John D MacDonald – Travis McGee 10 The Girl In The Plain Brown Wrapper

She turned and leaned against the shady wall, arms folded, her face no longer slack with the defensive tactic of improvised imbecility. She wore a thoughtful frown, white teeth biting the fullness of her underlip. “Then it was that nurse girl with you in the room Friday night, Mr. McGee?”

“That’s how I got acquainted with the law, with Stanger and Nudenbarger.”

“The way I know you had a woman with you, Cathy she told me Stanger asked her if when she did the room she saw any sign you’d had a woman in there. That was before you helped her some. No reason to try to save any white from the law anytime. She said you surely had a party. So it was a lucky thing about Miz Imber checking the room, I guess.”

“Yes, indeed.”

Her brown-eyed stare was narrow and suspicious. “Then, what call have you got to fool around with those two law?”

“I liked the nurse. If I can help find out who killed her, I’d buddy up to a leper or a rattlesnake. It’s a personal matter.”

Her eyes softened. “I guess being with someone you like, being in the bed with them, and they’re dead the next day, it could be a sorrowful thing.”

It struck me that this was the first sympathetic and understanding response I’d had from anyone. “It’s a sorrowful thing.”

With a sudden thin smile she said, “Now, if she was so nice and all, how come she was giving it away to such a mean honk lawyer like that Mr. Holton? Surprised I know? Man, we keep good track of everybody like Holton.”

“What’s your beef with him?”

“When he was prosecutor, he got his kicks from busting every black that come to trial, busting him big as he could manage. Ever’time he could send a black to Raiford State Prison, it was a big holiday for him, grinning and struttin’ around and shaking hands. The ones like that, they can’t get anybody for yard work or housework, at least nobody worth a damn or a day’s pay.”

“She didn’t like Holton, Lorette. She was trying to break loose. Being with me was part of the try. Didn’t you ever hear of any woman with a hang-up on a sorry man?”

There had been antagonism toward me when she had talked of Holton. I was on Holton’s team because of my color. But by telling her how it was between Penny and Rick, I had swung it all back to that familiar lonely confusing country of the human heart, the shared thing rather than the difference.
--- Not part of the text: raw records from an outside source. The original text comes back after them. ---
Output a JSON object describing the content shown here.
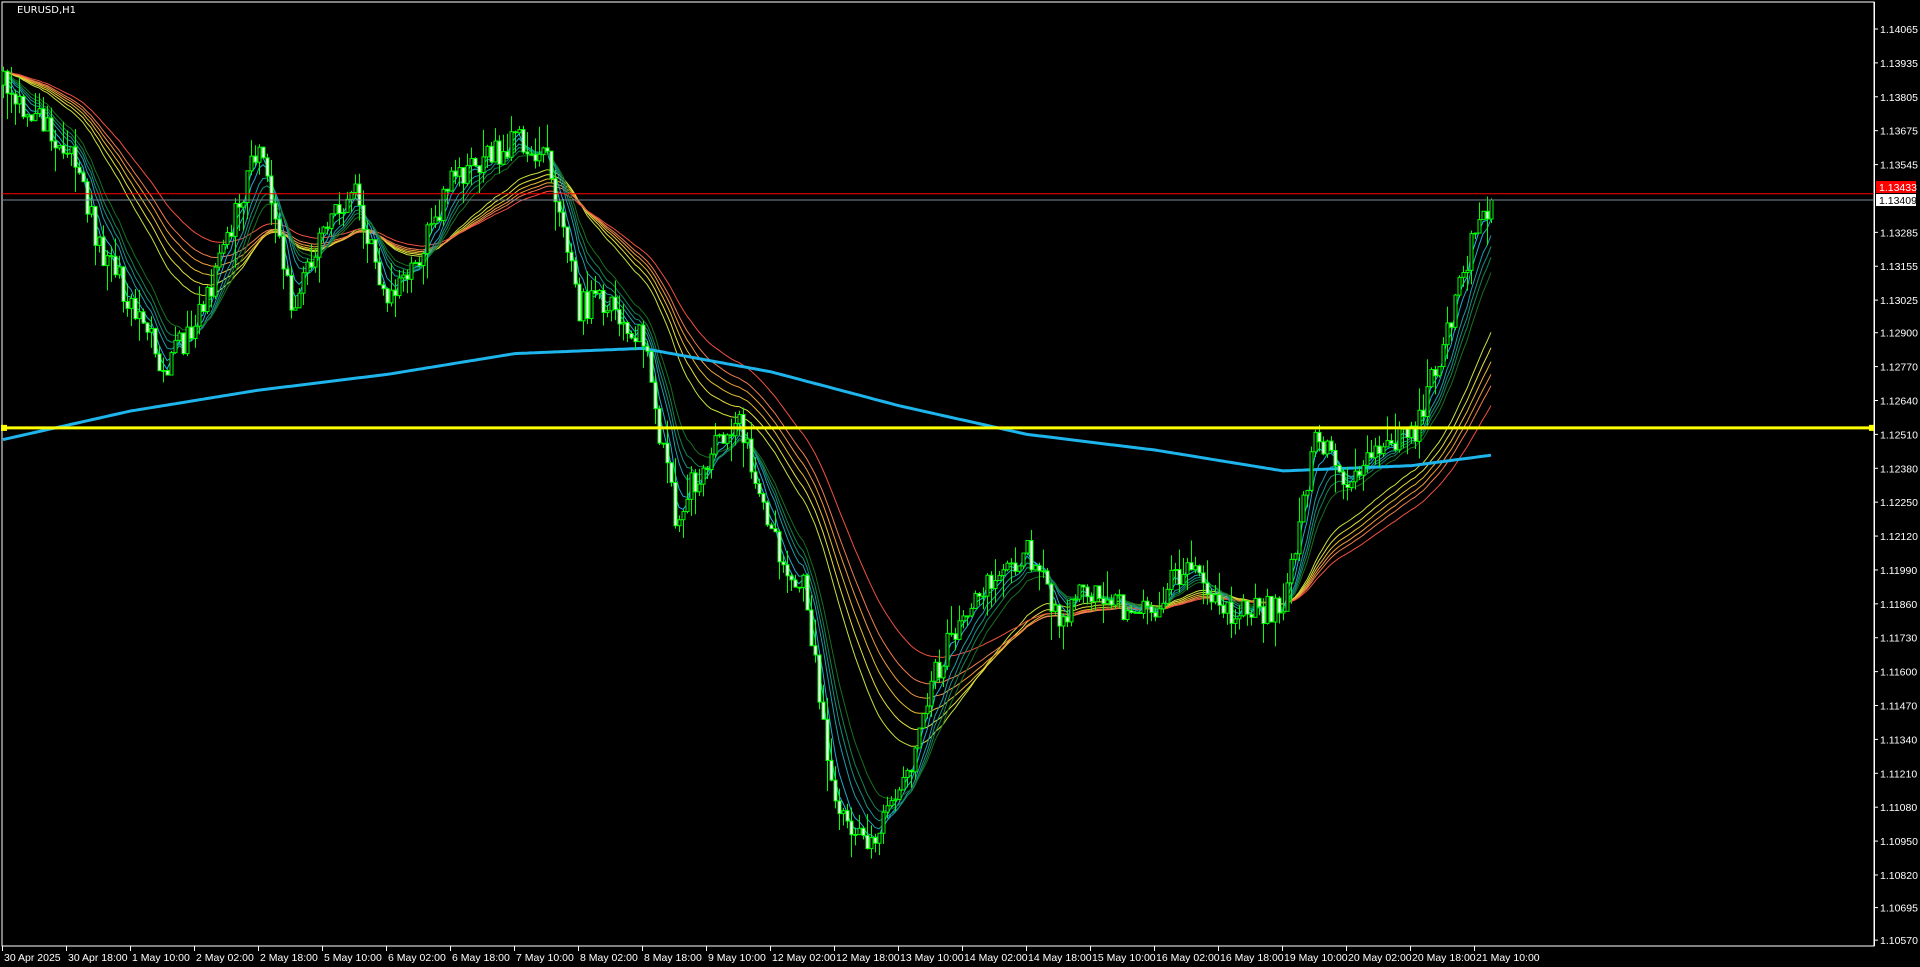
{
  "window": {
    "title": "EURUSD,H1"
  },
  "colors": {
    "background": "#000000",
    "frame": "#ffffff",
    "candle_outline": "#00ff00",
    "bull_body": "#000000",
    "bear_body": "#ffffff",
    "long_ma": "#1eb4ec",
    "horizontal_line_red": "#ff0000",
    "horizontal_line_yellow": "#ffff00",
    "bid_line": "#778899"
  },
  "chart_data": {
    "type": "candlestick",
    "symbol": "EURUSD",
    "timeframe": "H1",
    "ylim": [
      1.1051,
      1.14176
    ],
    "grid": false,
    "price_ticks": [
      "1.14065",
      "1.13935",
      "1.13805",
      "1.13675",
      "1.13545",
      "1.13285",
      "1.13155",
      "1.13025",
      "1.12900",
      "1.12770",
      "1.12640",
      "1.12510",
      "1.12380",
      "1.12250",
      "1.12120",
      "1.11990",
      "1.11860",
      "1.11730",
      "1.11600",
      "1.11470",
      "1.11340",
      "1.11210",
      "1.11080",
      "1.10950",
      "1.10820",
      "1.10695",
      "1.10570"
    ],
    "time_ticks": [
      "30 Apr 2025",
      "30 Apr 18:00",
      "1 May 10:00",
      "2 May 02:00",
      "2 May 18:00",
      "5 May 10:00",
      "6 May 02:00",
      "6 May 18:00",
      "7 May 10:00",
      "8 May 02:00",
      "8 May 18:00",
      "9 May 10:00",
      "12 May 02:00",
      "12 May 18:00",
      "13 May 10:00",
      "14 May 02:00",
      "14 May 18:00",
      "15 May 10:00",
      "16 May 02:00",
      "16 May 18:00",
      "19 May 10:00",
      "20 May 02:00",
      "20 May 18:00",
      "21 May 10:00"
    ],
    "close_path": [
      [
        "30 Apr 02:00",
        1.1385
      ],
      [
        "30 Apr 10:00",
        1.1373
      ],
      [
        "30 Apr 18:00",
        1.1361
      ],
      [
        "1 May 02:00",
        1.1324
      ],
      [
        "1 May 10:00",
        1.1302
      ],
      [
        "1 May 18:00",
        1.1277
      ],
      [
        "2 May 02:00",
        1.1293
      ],
      [
        "2 May 10:00",
        1.1324
      ],
      [
        "2 May 18:00",
        1.1366
      ],
      [
        "5 May 02:00",
        1.13
      ],
      [
        "5 May 10:00",
        1.1331
      ],
      [
        "5 May 18:00",
        1.1343
      ],
      [
        "6 May 02:00",
        1.1298
      ],
      [
        "6 May 10:00",
        1.1321
      ],
      [
        "6 May 18:00",
        1.1347
      ],
      [
        "7 May 02:00",
        1.1356
      ],
      [
        "7 May 10:00",
        1.1364
      ],
      [
        "7 May 18:00",
        1.1359
      ],
      [
        "8 May 02:00",
        1.13
      ],
      [
        "8 May 10:00",
        1.1302
      ],
      [
        "8 May 18:00",
        1.1286
      ],
      [
        "9 May 02:00",
        1.122
      ],
      [
        "9 May 10:00",
        1.1242
      ],
      [
        "9 May 18:00",
        1.1258
      ],
      [
        "12 May 02:00",
        1.1211
      ],
      [
        "12 May 10:00",
        1.1192
      ],
      [
        "12 May 18:00",
        1.111
      ],
      [
        "13 May 02:00",
        1.1093
      ],
      [
        "13 May 10:00",
        1.111
      ],
      [
        "13 May 18:00",
        1.1155
      ],
      [
        "14 May 02:00",
        1.1185
      ],
      [
        "14 May 10:00",
        1.1197
      ],
      [
        "14 May 18:00",
        1.1206
      ],
      [
        "15 May 02:00",
        1.1181
      ],
      [
        "15 May 10:00",
        1.1192
      ],
      [
        "15 May 18:00",
        1.1185
      ],
      [
        "16 May 02:00",
        1.1183
      ],
      [
        "16 May 10:00",
        1.1204
      ],
      [
        "16 May 18:00",
        1.1183
      ],
      [
        "19 May 02:00",
        1.1183
      ],
      [
        "19 May 10:00",
        1.1185
      ],
      [
        "19 May 18:00",
        1.1249
      ],
      [
        "20 May 02:00",
        1.1234
      ],
      [
        "20 May 10:00",
        1.1249
      ],
      [
        "20 May 18:00",
        1.1249
      ],
      [
        "21 May 02:00",
        1.1286
      ],
      [
        "21 May 10:00",
        1.1328
      ],
      [
        "21 May 14:00",
        1.13409
      ]
    ],
    "long_ma_path": [
      [
        "30 Apr 02:00",
        1.1249
      ],
      [
        "1 May 10:00",
        1.126
      ],
      [
        "2 May 18:00",
        1.1268
      ],
      [
        "6 May 02:00",
        1.1274
      ],
      [
        "7 May 10:00",
        1.1282
      ],
      [
        "8 May 18:00",
        1.1284
      ],
      [
        "12 May 02:00",
        1.1275
      ],
      [
        "13 May 10:00",
        1.1262
      ],
      [
        "14 May 18:00",
        1.1251
      ],
      [
        "16 May 02:00",
        1.1245
      ],
      [
        "19 May 10:00",
        1.1237
      ],
      [
        "20 May 18:00",
        1.1239
      ],
      [
        "21 May 10:00",
        1.1243
      ]
    ],
    "ma_ribbon": {
      "fast_colors": [
        "#2ab4f0",
        "#26a8d4",
        "#1f9cac",
        "#189080",
        "#128450",
        "#16701e"
      ],
      "slow_colors": [
        "#c8e03c",
        "#e6e03c",
        "#e6bc30",
        "#f09c3c",
        "#f07c50",
        "#f05040"
      ]
    },
    "levels": {
      "red_line": 1.13433,
      "yellow_line": 1.12535,
      "bid": 1.13409
    },
    "bid_label": "1.13409",
    "red_label": "1.13433"
  }
}
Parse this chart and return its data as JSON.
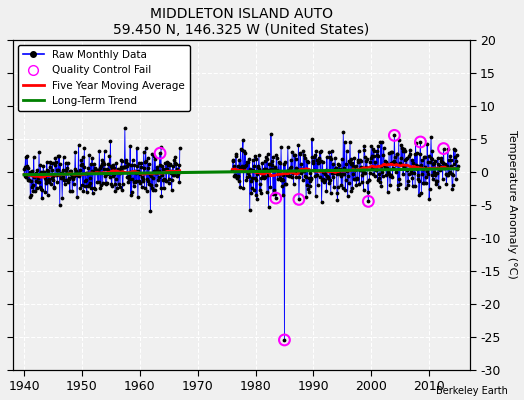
{
  "title": "MIDDLETON ISLAND AUTO",
  "subtitle": "59.450 N, 146.325 W (United States)",
  "ylabel": "Temperature Anomaly (°C)",
  "xlim": [
    1938,
    2017
  ],
  "ylim": [
    -30,
    20
  ],
  "yticks": [
    -30,
    -25,
    -20,
    -15,
    -10,
    -5,
    0,
    5,
    10,
    15,
    20
  ],
  "xticks": [
    1940,
    1950,
    1960,
    1970,
    1980,
    1990,
    2000,
    2010
  ],
  "background_color": "#f0f0f0",
  "plot_background": "#f0f0f0",
  "grid_color": "#ffffff",
  "raw_line_color": "blue",
  "raw_marker_color": "black",
  "qc_fail_color": "magenta",
  "moving_avg_color": "red",
  "trend_color": "green",
  "watermark": "Berkeley Earth",
  "segment1_start": 1940,
  "segment1_end": 1967,
  "segment2_start": 1976,
  "segment2_end": 2015,
  "seed": 42
}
“It happens. It surely happens,” she said. “And the other way around too. Well, yes, I heard you was with those two this morning. Lieutenant Stanger, he isn’t so bad. Fair as maybe they let him be. But the one called Lew, he likes to whip heads. Don’t care whose, long as it’s a black skull. Stanger don’t stop him, so the day they go down, they both go down like there was no difference at all.”

“I wanted to ask you how Cathy made out. I had no way of knowing how much she drank out of that bottle.”

Her stare was wise, timeless, sardonic. “Why, now, that big ol’ gal is just fine. Big strong healthy gal. On account of you didn’t get her fired, she might be real thankful to you. How thankful do you want she should be, man?”

“Dammit, why do you think that’s what I’ve got in mind?”

She laughed, a rich, raw little sound, full of derision. “Because what the hell else could you want from black motel maids? Sweepin’ and cleanin’ lessons? A walk in the park? A Bible lesson? Those women back in that room, now. I know exactly what they’re thinking. They got it all figured that finally, somehow a whitey got to me, and probably tomorrow I switch with Cathy, one of mine for her One-O-nine, because I decided to be motel tail and pick up some extra bread. Those women know there’s not another damn thing in the world about me or Cathy you could be after. And that’s how it is.”